Methods: Analyses were performed on CLEAR III findings using a 6-level version of the GOS-E (GOS-E6), in which the 3 poorest outcome levels of the original GOS-E (extremely severe disability, vegetative state, and death) are combined into a single worst outcome category. In this way, shifts between these categories are not counted as improved outcome. For all possible dichotomizations of the GOS-E6 net NNTB values were derived by taking the inverse of absolute risk difference, and net BPHs by multiplying absolute risk difference by 100. For benefits accruing across all disability state transitions on the GOS-E6 (shift analysis), net NNTB, and net BPH, values were derived using automated, algorithmic min-max joint outcome table derivation technique. In addition, NNTB and NNH values for dichotomous and shift outcomes were derived using expert’s joint outcome tables, and are presented as the geometric mean.

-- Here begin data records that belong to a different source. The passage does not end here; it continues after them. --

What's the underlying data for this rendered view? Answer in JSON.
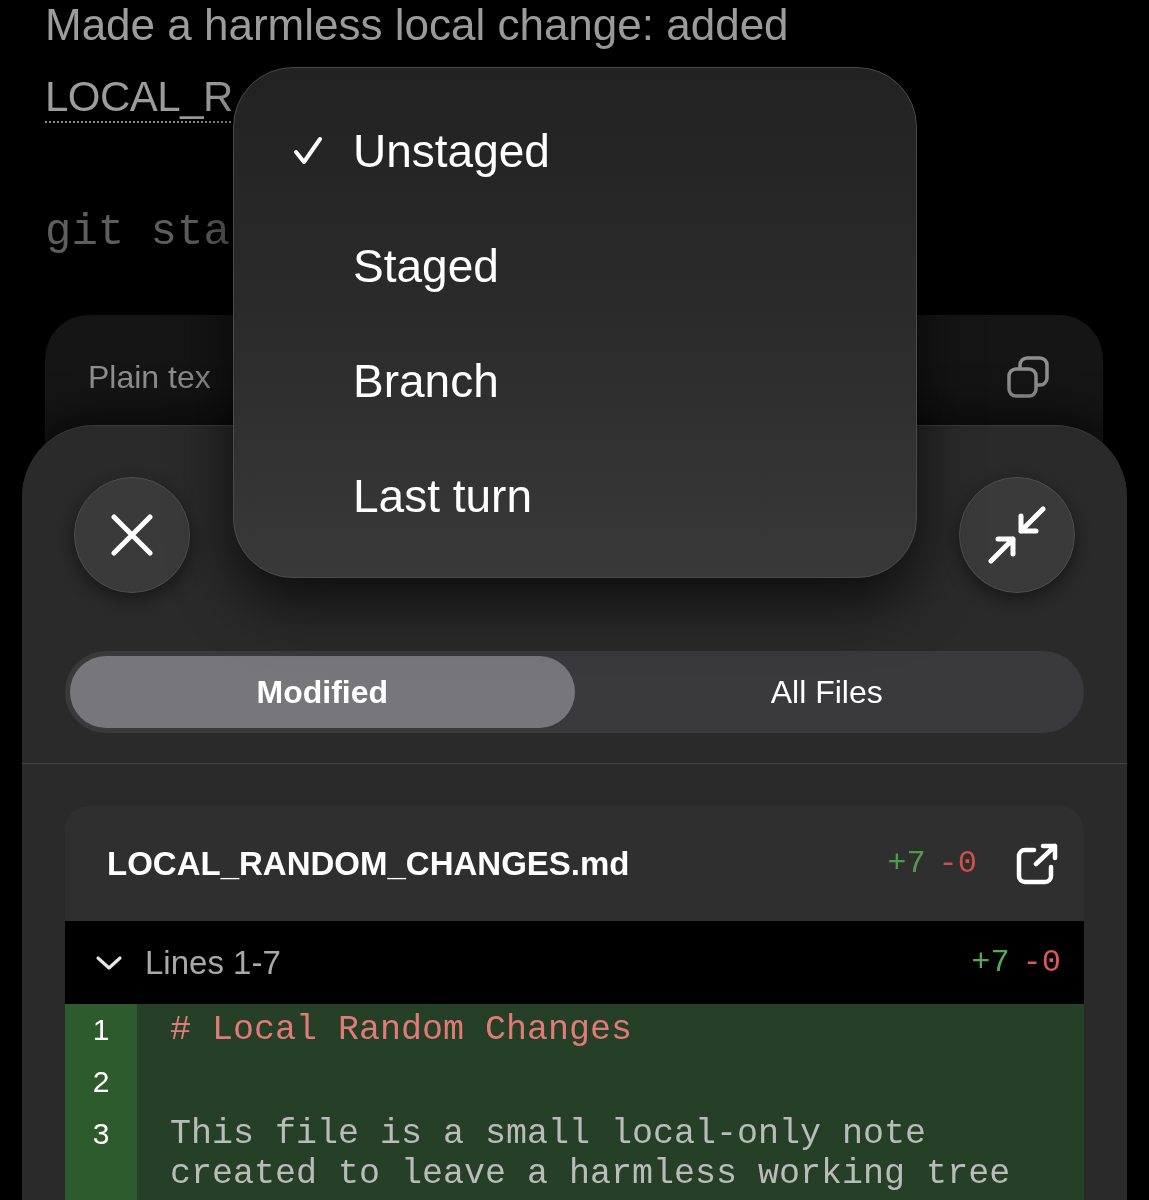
{
  "chat": {
    "message": "Made a harmless local change: added",
    "file_link": "LOCAL_R",
    "command": "git sta"
  },
  "code_block": {
    "language": "Plain tex"
  },
  "menu": {
    "items": [
      {
        "label": "Unstaged",
        "selected": true
      },
      {
        "label": "Staged",
        "selected": false
      },
      {
        "label": "Branch",
        "selected": false
      },
      {
        "label": "Last turn",
        "selected": false
      }
    ]
  },
  "sheet": {
    "tabs": [
      {
        "label": "Modified",
        "selected": true
      },
      {
        "label": "All Files",
        "selected": false
      }
    ],
    "file": {
      "name": "LOCAL_RANDOM_CHANGES.md",
      "additions": "+7",
      "deletions": "-0",
      "hunk": {
        "title": "Lines 1-7",
        "expanded": true,
        "additions": "+7",
        "deletions": "-0",
        "lines": [
          {
            "number": "1",
            "added": true,
            "kind": "heading",
            "text": "# Local Random Changes"
          },
          {
            "number": "2",
            "added": true,
            "kind": "blank"
          },
          {
            "number": "3",
            "added": true,
            "kind": "text",
            "text": "This file is a small local-only note created to leave a harmless working tree"
          }
        ]
      }
    }
  }
}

Results: For the 6 level GOS-E, automated algorithmic analysis indicated that the net NNTB for 1 additional patient to have a better outcome by ≥ 1 grade at 6 months, with thrombolytic rather than saline irrigation, was 7.4. Expert joint outcome table analyses indicated that the NNTB for improved final outcome at 6 months was 6.3 (range 5.8-6.7) and NNH 39.0 (32.3-47.6). For every 100 patients treated, 15.9 had a better outcome and 2.6 a worse outcome. The likelihood of help to harm ratio was 6.2.

Conclusions: Thrombolytic removal of intraventricular hemorrhage confers net benefit on 9% of treated patients. Approximately 1 in 11 patients has a better outcome, while 1 in 39 has a worse outcome.